The state Senate and the Assembly Education Committee this week agreed to NJSBA-advocated amendments to bills affecting the state monitoring process. The changes altered provisions that would have substantially increased the state’s authority under the NJ Quality Single Accountability Curriculum, or NJ QSAC.
The changes followed a joint statement by NJSBA, NJEA and the New Jersey Principals and Supervisors Association, which cited serious concerns.
Bring It Back The Senate Education committee released a version of the bill, S-2136, on Nov. 13. However, the full Senate on Monday approved the amendments, which were proposed by the bill’s sponsor, Sen. Ronald Rice, D-Essex. The action will bring an amended version of the bill back to the Senate floor for a second reading.
Meanwhile, the Assembly Education Committee made identical changes to another version of the bill, A-3676, on Monday. It voted the amended bill out of committee for action by the full Assembly in the future.
Amendments The associations pointed to two areas of legislation that, if approved, would have conferred virtually absolute powers to the state education commissioner and to “highly skilled professionals,” appointed by the commissioner, to work in any public school district under state interventioneven partial invention. The revised amendments include:
- “Highly skilled professionals” would no longer have the absolute authority, as previously proposed, to directly oversee the hiring, firing or promotions of district staff in the area of state intervention.

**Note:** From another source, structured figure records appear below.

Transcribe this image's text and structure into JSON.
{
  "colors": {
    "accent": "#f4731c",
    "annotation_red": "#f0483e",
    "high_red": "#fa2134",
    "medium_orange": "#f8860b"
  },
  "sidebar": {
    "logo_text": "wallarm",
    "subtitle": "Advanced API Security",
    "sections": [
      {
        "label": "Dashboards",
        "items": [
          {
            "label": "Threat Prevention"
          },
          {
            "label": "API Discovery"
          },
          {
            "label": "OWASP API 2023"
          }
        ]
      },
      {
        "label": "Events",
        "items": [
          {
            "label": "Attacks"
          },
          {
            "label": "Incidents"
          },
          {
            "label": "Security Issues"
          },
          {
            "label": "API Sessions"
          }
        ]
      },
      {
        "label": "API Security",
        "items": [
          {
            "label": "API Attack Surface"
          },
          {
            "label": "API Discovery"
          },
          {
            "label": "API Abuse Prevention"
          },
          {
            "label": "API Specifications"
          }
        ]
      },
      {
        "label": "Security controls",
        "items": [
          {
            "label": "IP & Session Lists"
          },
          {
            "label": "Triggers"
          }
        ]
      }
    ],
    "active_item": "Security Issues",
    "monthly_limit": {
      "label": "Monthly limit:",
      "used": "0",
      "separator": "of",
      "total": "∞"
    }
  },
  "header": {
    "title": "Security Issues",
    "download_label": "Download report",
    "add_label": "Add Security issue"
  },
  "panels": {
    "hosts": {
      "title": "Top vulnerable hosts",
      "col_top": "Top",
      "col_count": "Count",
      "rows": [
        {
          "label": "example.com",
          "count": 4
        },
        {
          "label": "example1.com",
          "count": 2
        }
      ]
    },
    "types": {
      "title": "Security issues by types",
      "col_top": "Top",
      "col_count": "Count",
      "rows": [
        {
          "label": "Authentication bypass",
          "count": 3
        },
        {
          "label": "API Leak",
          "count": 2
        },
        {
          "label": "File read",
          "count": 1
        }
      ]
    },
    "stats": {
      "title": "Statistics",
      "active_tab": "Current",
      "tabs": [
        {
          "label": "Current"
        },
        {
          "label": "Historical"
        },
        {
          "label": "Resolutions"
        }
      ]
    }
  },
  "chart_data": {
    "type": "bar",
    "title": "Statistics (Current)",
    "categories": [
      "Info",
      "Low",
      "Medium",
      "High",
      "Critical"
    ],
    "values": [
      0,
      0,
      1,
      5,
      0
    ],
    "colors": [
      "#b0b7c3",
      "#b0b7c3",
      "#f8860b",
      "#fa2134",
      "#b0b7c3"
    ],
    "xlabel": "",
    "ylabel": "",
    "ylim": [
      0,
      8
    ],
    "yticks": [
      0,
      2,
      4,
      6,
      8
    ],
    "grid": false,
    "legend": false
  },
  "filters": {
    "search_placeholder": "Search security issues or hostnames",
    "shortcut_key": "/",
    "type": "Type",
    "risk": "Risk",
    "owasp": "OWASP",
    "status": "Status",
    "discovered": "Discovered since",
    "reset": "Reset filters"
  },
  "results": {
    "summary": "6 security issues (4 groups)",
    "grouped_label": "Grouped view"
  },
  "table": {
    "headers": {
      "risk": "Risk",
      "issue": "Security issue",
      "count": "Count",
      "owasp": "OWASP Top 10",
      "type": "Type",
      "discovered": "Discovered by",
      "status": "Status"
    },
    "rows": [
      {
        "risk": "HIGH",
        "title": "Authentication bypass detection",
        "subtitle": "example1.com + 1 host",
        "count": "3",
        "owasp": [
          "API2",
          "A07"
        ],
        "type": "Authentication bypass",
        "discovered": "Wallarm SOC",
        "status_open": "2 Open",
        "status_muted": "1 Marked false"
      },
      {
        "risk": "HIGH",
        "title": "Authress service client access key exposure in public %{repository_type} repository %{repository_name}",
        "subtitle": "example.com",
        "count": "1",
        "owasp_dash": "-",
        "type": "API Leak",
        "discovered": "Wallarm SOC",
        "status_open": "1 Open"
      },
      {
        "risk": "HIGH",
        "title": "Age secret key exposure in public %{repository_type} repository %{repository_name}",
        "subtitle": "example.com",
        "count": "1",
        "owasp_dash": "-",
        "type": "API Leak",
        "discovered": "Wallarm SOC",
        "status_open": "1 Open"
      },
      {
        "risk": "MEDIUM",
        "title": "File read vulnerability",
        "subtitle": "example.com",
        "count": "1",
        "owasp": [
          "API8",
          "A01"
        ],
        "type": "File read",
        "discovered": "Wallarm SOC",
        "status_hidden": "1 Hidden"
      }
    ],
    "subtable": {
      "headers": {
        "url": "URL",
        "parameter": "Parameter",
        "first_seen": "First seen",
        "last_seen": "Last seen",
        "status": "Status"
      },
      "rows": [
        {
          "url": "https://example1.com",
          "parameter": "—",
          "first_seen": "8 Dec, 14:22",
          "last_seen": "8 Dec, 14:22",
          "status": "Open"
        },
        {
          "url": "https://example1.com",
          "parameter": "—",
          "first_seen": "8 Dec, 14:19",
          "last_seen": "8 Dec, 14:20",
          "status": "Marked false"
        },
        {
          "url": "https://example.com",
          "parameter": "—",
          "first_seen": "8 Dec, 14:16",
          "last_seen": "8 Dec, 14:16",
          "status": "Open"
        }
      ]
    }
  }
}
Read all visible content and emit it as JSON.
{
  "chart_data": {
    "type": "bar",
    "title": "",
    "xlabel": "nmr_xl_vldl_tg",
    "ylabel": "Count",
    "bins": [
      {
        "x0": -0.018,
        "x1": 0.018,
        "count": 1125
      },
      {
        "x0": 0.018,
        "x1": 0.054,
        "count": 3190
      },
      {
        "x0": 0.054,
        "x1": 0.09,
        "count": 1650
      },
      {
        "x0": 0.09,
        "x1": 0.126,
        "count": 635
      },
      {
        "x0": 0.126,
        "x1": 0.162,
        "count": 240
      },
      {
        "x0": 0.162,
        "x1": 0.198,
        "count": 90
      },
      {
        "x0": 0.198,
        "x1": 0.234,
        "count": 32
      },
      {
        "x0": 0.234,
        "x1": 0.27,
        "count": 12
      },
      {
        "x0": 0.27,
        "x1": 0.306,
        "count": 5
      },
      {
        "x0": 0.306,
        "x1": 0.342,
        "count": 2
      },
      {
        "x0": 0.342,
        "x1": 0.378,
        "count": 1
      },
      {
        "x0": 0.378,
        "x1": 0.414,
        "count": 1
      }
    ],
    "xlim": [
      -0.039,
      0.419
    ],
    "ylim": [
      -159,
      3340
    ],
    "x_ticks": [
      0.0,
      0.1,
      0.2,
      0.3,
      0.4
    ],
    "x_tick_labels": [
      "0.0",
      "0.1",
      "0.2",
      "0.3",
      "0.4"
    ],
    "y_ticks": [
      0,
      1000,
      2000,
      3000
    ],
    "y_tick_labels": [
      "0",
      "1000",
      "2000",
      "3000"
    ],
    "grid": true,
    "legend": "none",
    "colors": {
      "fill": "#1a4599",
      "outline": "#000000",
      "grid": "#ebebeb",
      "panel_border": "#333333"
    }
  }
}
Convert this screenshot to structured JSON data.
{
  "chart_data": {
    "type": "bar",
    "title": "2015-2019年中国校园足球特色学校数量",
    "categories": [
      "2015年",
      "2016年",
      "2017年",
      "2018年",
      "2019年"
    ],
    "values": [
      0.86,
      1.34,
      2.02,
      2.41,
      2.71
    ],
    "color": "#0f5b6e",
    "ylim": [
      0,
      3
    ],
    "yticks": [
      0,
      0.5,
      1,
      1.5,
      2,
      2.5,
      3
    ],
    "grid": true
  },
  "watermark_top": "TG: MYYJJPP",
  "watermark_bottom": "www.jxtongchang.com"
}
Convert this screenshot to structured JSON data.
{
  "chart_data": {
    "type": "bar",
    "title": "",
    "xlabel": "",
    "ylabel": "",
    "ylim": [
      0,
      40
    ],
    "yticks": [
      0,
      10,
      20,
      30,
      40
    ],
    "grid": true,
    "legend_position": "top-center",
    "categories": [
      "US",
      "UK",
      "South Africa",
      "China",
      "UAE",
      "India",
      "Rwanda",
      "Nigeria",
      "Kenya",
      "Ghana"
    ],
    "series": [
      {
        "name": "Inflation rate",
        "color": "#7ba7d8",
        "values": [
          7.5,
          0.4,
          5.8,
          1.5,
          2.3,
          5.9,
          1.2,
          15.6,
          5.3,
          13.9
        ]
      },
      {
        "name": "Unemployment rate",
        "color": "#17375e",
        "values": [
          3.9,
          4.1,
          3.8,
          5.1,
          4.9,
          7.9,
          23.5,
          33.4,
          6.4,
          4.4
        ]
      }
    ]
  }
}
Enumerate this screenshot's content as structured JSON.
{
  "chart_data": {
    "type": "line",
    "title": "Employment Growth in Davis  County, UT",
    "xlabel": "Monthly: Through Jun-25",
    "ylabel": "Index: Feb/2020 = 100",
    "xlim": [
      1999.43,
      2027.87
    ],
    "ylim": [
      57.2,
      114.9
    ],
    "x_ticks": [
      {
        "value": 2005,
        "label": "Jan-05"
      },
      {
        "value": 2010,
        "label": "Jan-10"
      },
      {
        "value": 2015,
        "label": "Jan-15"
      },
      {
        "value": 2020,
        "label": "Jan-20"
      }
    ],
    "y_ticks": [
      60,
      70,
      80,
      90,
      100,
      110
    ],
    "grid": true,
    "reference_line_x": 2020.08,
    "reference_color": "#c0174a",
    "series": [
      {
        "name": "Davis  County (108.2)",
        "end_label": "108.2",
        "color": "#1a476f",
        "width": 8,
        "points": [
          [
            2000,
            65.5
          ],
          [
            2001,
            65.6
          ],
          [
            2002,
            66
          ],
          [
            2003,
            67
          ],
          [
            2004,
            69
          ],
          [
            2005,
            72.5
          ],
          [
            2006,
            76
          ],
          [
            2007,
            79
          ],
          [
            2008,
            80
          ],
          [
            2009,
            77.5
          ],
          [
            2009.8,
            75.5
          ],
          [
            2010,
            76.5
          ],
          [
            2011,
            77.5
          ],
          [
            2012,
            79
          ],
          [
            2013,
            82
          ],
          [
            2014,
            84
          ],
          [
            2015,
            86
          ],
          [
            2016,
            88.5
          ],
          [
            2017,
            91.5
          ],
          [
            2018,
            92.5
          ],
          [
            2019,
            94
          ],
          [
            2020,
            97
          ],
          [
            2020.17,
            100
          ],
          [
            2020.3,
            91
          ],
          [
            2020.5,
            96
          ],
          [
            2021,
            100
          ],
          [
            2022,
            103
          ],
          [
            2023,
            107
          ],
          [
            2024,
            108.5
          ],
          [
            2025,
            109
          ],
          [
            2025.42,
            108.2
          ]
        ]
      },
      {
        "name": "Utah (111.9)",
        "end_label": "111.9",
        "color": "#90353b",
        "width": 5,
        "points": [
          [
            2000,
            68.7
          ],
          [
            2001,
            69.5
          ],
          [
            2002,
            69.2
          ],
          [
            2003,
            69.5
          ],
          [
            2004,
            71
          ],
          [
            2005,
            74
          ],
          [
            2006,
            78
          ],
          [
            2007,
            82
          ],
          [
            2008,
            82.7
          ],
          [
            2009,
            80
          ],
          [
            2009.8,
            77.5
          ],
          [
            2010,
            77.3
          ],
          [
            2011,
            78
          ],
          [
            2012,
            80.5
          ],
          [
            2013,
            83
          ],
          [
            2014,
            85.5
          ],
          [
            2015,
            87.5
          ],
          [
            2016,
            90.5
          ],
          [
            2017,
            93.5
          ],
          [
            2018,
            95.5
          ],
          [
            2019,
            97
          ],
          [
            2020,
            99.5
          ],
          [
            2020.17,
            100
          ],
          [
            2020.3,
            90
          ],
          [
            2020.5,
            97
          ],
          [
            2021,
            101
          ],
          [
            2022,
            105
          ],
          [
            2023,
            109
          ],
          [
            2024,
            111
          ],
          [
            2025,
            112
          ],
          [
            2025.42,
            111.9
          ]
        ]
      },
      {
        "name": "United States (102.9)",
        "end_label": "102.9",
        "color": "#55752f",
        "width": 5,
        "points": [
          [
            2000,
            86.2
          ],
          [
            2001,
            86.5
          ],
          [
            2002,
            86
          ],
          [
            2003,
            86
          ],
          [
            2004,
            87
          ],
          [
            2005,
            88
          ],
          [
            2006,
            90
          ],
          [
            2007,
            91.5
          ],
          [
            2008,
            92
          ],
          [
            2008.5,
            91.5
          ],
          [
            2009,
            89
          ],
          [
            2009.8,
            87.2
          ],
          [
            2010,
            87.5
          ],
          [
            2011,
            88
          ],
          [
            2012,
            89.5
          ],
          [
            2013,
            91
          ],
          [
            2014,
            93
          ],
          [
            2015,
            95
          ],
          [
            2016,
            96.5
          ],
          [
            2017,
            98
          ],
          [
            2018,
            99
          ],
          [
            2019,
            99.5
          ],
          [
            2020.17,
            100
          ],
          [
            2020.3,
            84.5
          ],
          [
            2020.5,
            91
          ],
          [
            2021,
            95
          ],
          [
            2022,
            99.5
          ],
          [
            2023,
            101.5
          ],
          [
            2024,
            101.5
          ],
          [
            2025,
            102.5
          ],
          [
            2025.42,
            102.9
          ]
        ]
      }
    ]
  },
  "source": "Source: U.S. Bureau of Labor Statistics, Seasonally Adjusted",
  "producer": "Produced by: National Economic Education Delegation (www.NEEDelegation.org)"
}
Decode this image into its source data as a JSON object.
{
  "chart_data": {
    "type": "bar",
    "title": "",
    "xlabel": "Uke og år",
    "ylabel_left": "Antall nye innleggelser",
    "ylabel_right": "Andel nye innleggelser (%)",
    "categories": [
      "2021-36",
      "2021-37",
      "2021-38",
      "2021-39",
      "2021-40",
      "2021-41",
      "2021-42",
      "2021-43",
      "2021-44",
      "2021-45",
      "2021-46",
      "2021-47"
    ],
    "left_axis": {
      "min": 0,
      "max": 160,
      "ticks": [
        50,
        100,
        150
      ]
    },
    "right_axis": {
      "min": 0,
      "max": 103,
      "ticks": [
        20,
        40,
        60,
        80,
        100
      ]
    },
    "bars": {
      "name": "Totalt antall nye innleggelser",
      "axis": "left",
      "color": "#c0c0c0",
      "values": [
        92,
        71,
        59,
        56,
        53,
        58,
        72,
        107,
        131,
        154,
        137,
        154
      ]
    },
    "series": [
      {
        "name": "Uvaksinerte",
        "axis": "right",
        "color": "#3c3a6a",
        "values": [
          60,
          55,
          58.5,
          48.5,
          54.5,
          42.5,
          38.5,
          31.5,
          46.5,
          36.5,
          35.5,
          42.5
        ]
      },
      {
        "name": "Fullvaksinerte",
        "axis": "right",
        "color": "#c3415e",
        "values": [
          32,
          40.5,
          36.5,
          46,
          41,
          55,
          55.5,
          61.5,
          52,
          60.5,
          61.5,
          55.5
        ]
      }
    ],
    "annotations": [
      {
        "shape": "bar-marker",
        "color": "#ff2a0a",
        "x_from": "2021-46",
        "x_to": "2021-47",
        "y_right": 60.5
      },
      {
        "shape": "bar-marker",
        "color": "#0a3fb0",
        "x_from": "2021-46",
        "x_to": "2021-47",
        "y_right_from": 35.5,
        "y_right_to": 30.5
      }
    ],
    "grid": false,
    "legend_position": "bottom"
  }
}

Instead, the state education commissioner would make a recommendation to the State Board of Education for approval.
The three state associations said that they believed that granting such unilateral authority, especially in relation to districts under partial state intervention, would have been an extreme and unnecessary infringement on the autonomy of local school districts.
“Since highly skilled professionals are appointed directly by the commissioner, with no local district involvement, they represent a potential for a great abuse of power,” according to a letter the three associations sent lawmakers Nov. 30. “Furthermore, as in the case of current state takeover districts, they may represent an intrusion by individuals sent by the Department of Education to ‘fix’ perceived problems in a district and in a community about which they have little understanding.”
- Another proposal that would have given the education commissioner power to bypass the state’s Administrative Procedures Act for 36 months and adopt emergency regulations concerning NJ QSAC was reduced to 12 months and now requires that a community meeting be held. Had the proposal not been changed, the commissioner would have had the same emergency powers which, up until now, only had been authorized over Abbott districts and could have allowed any changes to go through without public input.